The European Central Bank (ECB) also joined last week the chorus of voices that anticipate that the rebound of the economy in 2021 will turn out to be weaker than expected in initial estimates. The president of the institution, Christine Lagarde, pointed out that she foresees an “irregular, incomplete and asymmetric” recovery. Following the European bank’s council meeting last week, Lagarde noted: “The strength of the recovery is surrounded by significant uncertainty and remains highly dependent on the evolution of the pandemic and the success of the policies applied.” And she warned that the increase in coronavirus cases constitutes “a greater headwind” for the European economy.

The president of the Eurogroup, Pascal Donohoe, spoke in the same vein, who on Friday acknowledged that “it will take a long time and work to undo the damage that this crisis has caused.”

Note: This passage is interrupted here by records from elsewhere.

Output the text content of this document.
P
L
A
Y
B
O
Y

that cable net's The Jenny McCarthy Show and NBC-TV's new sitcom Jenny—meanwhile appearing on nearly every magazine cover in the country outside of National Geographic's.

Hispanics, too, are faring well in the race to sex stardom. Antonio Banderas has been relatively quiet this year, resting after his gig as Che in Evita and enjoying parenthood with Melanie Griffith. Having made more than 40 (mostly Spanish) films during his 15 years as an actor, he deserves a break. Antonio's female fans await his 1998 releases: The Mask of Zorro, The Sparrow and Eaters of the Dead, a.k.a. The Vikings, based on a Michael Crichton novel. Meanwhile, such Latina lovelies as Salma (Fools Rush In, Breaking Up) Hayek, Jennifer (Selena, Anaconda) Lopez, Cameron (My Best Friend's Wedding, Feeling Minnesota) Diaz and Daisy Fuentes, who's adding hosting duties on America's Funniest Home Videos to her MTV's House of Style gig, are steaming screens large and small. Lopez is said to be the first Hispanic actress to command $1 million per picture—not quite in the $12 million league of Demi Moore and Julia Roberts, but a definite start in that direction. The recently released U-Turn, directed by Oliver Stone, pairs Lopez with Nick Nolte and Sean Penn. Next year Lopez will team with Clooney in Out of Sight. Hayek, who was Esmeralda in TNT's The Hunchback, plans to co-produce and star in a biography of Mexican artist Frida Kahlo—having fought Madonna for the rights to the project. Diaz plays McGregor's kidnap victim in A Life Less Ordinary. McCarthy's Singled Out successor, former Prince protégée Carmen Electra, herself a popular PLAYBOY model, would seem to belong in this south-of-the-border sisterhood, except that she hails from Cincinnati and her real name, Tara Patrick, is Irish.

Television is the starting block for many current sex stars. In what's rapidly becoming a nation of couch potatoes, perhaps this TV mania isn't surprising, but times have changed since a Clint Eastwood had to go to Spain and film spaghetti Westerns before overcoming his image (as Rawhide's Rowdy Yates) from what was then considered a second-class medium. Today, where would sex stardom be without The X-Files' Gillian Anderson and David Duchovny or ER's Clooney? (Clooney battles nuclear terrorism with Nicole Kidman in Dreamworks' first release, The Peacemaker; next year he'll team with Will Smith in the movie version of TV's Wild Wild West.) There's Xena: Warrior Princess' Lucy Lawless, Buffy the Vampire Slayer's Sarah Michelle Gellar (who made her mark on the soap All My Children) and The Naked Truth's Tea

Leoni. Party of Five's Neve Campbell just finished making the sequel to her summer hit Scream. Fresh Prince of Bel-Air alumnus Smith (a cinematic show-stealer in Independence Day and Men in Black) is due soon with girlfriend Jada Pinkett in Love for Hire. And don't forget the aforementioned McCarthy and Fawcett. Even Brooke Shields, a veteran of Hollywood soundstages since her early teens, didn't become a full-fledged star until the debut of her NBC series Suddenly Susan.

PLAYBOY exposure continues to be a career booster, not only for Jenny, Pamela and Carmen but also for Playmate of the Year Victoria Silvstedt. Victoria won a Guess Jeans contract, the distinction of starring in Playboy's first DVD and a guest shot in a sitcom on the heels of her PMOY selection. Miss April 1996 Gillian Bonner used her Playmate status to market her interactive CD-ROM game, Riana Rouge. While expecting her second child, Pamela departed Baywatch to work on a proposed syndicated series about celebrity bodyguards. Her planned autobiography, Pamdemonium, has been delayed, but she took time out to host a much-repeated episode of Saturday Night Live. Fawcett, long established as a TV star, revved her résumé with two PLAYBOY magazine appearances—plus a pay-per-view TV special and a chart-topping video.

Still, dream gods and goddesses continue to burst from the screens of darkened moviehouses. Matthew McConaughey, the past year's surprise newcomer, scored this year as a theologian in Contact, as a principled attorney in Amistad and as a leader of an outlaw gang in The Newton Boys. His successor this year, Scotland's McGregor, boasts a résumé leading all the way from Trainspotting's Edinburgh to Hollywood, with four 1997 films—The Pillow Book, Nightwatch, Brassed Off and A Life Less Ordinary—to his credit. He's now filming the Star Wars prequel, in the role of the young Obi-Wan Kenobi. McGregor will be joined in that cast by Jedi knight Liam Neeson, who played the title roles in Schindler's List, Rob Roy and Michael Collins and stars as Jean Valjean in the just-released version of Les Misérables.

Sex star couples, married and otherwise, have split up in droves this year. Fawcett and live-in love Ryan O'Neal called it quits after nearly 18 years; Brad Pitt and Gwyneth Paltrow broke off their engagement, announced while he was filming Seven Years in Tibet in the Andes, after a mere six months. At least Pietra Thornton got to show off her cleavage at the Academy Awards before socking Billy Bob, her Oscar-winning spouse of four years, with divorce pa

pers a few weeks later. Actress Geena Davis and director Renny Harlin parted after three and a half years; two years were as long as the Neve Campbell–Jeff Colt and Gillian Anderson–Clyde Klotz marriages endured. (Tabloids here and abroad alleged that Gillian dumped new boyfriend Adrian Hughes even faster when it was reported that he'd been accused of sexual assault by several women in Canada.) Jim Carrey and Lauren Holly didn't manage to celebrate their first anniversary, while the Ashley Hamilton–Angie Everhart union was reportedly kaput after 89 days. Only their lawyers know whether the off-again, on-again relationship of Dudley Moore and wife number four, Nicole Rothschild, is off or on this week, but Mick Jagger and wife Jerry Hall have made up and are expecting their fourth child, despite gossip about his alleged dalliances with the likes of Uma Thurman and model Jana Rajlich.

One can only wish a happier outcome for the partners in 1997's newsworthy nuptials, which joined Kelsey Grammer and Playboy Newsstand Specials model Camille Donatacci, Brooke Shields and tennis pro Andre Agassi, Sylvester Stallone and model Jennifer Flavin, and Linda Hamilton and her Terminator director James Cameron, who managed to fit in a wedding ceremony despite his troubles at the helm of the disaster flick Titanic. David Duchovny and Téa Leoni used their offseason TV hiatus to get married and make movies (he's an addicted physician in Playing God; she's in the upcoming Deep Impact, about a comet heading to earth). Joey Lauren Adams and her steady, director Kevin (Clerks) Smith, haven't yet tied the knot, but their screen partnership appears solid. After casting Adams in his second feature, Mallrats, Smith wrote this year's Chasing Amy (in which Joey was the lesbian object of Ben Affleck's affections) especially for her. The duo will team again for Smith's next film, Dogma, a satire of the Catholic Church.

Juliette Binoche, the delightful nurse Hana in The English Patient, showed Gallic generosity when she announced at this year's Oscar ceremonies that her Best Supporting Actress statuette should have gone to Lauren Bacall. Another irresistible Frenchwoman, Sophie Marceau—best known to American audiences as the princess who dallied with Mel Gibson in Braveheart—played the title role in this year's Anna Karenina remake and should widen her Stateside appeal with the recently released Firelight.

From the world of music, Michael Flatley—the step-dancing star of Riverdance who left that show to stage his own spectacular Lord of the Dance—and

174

For its part, the Bank for International Settlements (BIS) considers that the “economic improvement is incomplete and fragile” and rules out that it will soon return to pre-crisis growth. “The growth prospects for the global economy remain generally tepid, which anticipates that the loss of gross domestic product will not recover until before the end of 2021″, highlights the Basel-based BIS in its latest report, published Monday.

Waiting for the new macro painting

The Government must present in the coming weeks a new macroeconomic table with forecasts for growth, employment, unemployment, deficit and public debt for the coming year, among other indicators. These figures serve as the basis for the Executive to calculate the level of expenses and income of the Budgets.